Depuis combien de temps n’ai-je plus fait cela ? Cela doit remonter certainement au siècle dernier. Si pas avant… Mon époque révolutionnaire, longs cheveux et foulard rouge.
J’étais donc hier soir à distribuer des tracts pour la libération de Julian Assange. Eh bien j’en suis revenu ébahi. Effrayé.
Nous étions à tout casser 25, moyenne d’âge 60 ans, à affronter pluie, froid et morgue des passants. C’est fou ce qu’il y a du monde un lundi de janvier en fin de journée place de la Monnaie. Combien d’entre eux ont-ils manifesté un quelconque air de curiosité face à nos softs manoeuvres d’approche. 1 sur 30, sur 40 ? Certes, sans doute ai-je perdu la main, la manière, le talent. Je ne me sentais pas bien dans ce rôle qui consistait à importuner les gens tout occupés à leurs soldes d’hiver pour leur parler d’un gars qui croupit idiotement dans une geole britannique en plein 21ème siècle parce qu’il a osé, le salaud, dénoncer le dénonçable. Qu’il croupisse bon sang !
« Vous connaissez Assange ? » tentais-je, affublé d’un panneau Free Assange. Ou : « Un journaliste est en train de mourir dans une prison anglaise ! » Ou encore « Madame, on a besoin de votre signature ! » Aucune formule ne sortit du lot. Les gens faisaient un pas pour m’éviter ou regardaient tout d’un coup les flaques d’eau. Ou répondaient oui oui, ou non merci, ou j’ai pas le temps. Ou un rien du tout teinté d’un regard vide et fermé, impénétrable. Un jeune fait mine de ralentir, happé par mon pauvre bagout ? Sa maman lui intime sèchement de continuer, viens, allez viens ! Comme si j’étais un vieux pervers.

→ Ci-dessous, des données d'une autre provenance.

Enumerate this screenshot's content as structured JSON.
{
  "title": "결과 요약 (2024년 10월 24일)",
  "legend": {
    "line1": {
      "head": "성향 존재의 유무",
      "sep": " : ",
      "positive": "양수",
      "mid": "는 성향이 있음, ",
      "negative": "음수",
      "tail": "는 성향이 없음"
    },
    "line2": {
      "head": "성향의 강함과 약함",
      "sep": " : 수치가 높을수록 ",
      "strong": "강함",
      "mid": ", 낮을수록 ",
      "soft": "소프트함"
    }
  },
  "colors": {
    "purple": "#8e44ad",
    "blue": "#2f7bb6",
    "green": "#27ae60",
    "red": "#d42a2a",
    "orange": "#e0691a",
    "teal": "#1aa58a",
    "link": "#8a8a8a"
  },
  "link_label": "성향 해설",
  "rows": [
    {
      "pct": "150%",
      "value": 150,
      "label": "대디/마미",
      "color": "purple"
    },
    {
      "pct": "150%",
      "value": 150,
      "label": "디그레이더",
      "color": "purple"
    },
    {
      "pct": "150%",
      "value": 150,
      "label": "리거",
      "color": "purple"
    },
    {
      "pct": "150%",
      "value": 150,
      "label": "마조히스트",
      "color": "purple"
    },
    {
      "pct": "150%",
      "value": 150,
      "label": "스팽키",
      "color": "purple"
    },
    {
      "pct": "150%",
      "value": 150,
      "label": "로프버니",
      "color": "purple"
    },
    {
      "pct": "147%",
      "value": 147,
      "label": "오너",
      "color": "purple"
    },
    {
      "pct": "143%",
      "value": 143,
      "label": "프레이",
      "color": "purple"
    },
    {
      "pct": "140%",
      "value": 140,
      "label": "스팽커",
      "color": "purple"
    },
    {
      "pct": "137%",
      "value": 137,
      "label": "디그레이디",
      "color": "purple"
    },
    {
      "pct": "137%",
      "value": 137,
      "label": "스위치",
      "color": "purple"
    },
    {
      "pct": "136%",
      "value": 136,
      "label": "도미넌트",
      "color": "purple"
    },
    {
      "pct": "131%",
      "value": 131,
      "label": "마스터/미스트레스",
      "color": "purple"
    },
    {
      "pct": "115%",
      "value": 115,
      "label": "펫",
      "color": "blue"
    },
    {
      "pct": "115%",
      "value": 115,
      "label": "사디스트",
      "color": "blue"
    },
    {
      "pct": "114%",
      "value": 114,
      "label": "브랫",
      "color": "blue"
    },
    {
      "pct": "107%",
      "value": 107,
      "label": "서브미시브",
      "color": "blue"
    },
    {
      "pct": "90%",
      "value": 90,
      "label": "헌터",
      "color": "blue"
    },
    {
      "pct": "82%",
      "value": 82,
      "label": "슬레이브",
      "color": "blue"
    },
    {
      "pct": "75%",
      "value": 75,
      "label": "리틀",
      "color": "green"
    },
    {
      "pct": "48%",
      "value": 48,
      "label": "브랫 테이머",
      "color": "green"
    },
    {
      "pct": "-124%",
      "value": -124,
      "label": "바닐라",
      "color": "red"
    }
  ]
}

Cinq personnes ont daigné parler avec moi. Deux Algériens d’abord, enchantés de me voir si au fait de leur Hirak, leur « mouvement », leur révolution. Ils ont bien sûr signé. La liberté de la presse, ils en connaissent le prix ! Et ensuite trois Sicilens, heureux et fiers de signer pour une telle cause.
Heureusement qu’il y a des étrangers en Belgique.
Après 40 minutes, j’ai arrêté. J’en avais marre, j’étais désespéré. Une société hyper connectée mais peuplée de gens isolés, égocentrés. Si les gens se méfient tant de l’information, s’ils ne sont pas un minimum curieux de ce qu’on leur propose, nos lanceurs d’alerte ne sont pas près de sortir de prison !
La liberté d’expression et le droit à être informé sont les mamelles de toute démocratie. J’y ajouterais bien le devoir de s’informer. D’où mon ode à la curiosité.
un commentaire pour Ode à la curiosité !
Peur-être avons nous déjà perdu la bataille de l’info. Tant de fake news tue la news. Et puis il y a l’égocentrisme grandissant. Tu aurais fait la même démarche pour l’exclusion d’un joueur de foot que tu aurais eu bien plus de signature. Et cette situation n’est pas due au hasard, elle est fabriquée par les puissants. Laver le cerveau des gens aux grandes eaux des téléréalités, talkshow et autres foot. Du pain et des jeux c’est ce que veut le peuple et surtout pas de s’impliquer, mais ils seront les premiers à se plaindre quand ils auront tout perdu ! Bon courage à toi et merci pour ton engagement.